Table of contents
Click the links below to jump to the relevant section.
- Background
- The Population Manager and how gate sets become ordered hierarchies
- Deleting or renaming a gate requires actions in the population manager
In Cytobank, the terms population and gate are different and the distinction is important to understand.
A gate is a shape drawn on a plot to encapsulate a set of events, but other than that, it carries no other information about hierarchy or complex cellular identity. An example of a gate might be CD4+. You may know what population this gate corresponds to, but that single gate most certainly does not define CD4+ T cells. The population is defined by many gates in sequence.
In order to build information about hierarchy and to categorize cellular identity from gates, populations are used. A population is simply a collection of gates. In the example above, the population CD4+ T cells could be defined by the gates Scatter AND Live cells AND singlets AND CD3+ AND CD4+. This is the gate set of the population, and after applying all the gates, you will have the events of interest that define that actual biological population of interest. Contrary to popular intuitive believe, the order in which you apply these gates doesn't matter to obtaining the final filtered events.

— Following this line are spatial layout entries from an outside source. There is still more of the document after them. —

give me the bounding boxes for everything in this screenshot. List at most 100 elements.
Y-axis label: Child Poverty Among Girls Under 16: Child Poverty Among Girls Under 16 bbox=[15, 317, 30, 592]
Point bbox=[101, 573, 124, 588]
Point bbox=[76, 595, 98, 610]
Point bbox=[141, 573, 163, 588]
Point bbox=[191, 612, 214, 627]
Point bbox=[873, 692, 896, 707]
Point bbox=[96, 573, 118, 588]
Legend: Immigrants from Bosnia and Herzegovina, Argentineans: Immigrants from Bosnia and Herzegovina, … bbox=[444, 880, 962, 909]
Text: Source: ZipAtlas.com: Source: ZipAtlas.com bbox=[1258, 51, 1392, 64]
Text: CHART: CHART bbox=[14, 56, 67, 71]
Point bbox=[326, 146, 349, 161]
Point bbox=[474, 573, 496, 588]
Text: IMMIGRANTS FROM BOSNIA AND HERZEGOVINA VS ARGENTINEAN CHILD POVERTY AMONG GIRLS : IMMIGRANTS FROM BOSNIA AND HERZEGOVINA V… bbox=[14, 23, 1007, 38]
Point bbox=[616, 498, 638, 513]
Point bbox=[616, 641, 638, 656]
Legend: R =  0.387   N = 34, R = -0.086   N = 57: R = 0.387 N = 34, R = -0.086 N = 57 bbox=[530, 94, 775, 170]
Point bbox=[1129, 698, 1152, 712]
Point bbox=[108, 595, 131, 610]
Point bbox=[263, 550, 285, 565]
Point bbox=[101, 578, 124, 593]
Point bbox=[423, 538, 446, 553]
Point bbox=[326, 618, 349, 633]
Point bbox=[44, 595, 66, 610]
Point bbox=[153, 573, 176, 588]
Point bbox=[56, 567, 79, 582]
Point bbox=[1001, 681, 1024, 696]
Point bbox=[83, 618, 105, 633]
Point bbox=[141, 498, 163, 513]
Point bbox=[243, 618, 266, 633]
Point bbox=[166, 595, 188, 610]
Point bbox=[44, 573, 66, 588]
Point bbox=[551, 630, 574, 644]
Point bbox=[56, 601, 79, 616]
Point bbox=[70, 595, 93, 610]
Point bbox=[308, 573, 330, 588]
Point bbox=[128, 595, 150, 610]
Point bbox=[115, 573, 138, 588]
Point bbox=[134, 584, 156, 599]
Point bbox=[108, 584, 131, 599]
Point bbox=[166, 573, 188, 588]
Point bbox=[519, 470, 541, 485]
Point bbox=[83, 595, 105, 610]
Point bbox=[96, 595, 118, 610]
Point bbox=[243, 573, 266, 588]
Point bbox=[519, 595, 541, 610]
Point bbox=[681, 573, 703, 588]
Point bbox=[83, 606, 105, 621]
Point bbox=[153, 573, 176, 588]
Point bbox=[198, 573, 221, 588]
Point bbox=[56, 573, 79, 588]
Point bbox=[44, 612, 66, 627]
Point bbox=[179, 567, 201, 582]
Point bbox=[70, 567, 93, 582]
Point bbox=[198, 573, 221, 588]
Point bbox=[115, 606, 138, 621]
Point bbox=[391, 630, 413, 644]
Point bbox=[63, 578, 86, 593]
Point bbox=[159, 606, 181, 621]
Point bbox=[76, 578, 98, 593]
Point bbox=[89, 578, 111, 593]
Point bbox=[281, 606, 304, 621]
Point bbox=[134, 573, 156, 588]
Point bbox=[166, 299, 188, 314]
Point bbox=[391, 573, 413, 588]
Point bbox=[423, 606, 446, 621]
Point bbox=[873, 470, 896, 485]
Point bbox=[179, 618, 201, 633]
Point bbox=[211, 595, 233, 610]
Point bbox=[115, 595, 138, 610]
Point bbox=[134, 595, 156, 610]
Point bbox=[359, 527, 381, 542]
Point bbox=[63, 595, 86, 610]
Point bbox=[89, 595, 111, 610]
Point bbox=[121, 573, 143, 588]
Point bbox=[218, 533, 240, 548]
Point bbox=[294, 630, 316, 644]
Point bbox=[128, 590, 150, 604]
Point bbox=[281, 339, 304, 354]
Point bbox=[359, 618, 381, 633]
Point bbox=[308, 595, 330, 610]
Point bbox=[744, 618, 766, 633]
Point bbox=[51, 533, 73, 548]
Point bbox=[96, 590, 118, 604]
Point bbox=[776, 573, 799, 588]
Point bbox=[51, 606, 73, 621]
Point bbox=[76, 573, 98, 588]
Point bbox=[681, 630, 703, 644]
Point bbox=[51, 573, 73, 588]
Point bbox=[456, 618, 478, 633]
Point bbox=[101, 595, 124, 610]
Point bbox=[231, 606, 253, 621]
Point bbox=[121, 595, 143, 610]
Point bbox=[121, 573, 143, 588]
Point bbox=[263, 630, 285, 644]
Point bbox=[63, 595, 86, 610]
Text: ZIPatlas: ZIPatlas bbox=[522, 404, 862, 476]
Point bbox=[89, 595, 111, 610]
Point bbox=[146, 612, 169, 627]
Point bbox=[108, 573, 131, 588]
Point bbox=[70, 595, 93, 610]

Since gates and populations are decoupled, it is important to understand how to control which gates a population is defined by. Controlling the gate set definition of a population is also the basis of boolean gating. In Cytobank, the Population Manager is what confers control over populations and the gates that define them.
Introducing the Population Manager and how gate sets become ordered hierarchies
Normally, you define what gates are in a population without knowing it, simply by drawing a gate, activating it, and then drawing the next gate, as is typical in flow analysis. Doing this will result in a population tree that could look like this:
(a basic population tree)
When you gate in this serial fashion in Cytobank, a population is created automatically for each gate drawn, and each new population automatically contains all the gates of its parent, plus the one you just drew. This might be more easily understood in the figure below, which shows the correlate population manager for for the population tree above. The image also highlights the anatomy of the population manager:
(The population manager that represents the Population Tree above. Notes included)
An obvious pattern can be seen where each new population consists of a previous population plus one additional gate. Comparing subset relationships of gate sets between populations is how the population tree hierarchy is determined. Specifically, for a parent-child relationship to exist, one population must be a proper subset of another, as defined by the gates included in the set. In this example, CD33- is the most similar proper subset of CD3+ T cells, and thus it is the immediate parent.
The check boxes in the population manager are used to create the definition of a population. A checked box means to include the gate in the population.
Another example:
(CD45+ population could be intact cells AND viable AND singlets AND CD45+)
Deleting or renaming a gate requires actions in the population manager
Consider this scenario below, where we have drawn a scatter gate, which created a scatter population. We then activated the scatter population, and drew a singlets gate. The resulting population manager and population tree are shown:
As expected, the singlets population is composed of the scatter gate and the singlets gate. It is a child of the scatter population.
But what happens if we delete the singlets gate? Perhaps we drew it on the wrong channel or scales, or maybe we just want to change the gate type. Below is an image of the population manager and population tree right after the gate is deleted.
(after deleting a gate, you must delete the correlate population)
The singlets population remains in the population manager and population tree because a gate is not a population. Deleting the gate will not delete its correlate population. The singlets population also sits in a different place in the population tree after the deletion because we removed an important defining gate from its definition. Technically, it is now defined as the same population as scatter! This explains why it has the same statistics.
The same principal above applies to renaming gates and then having to rename the correlate population.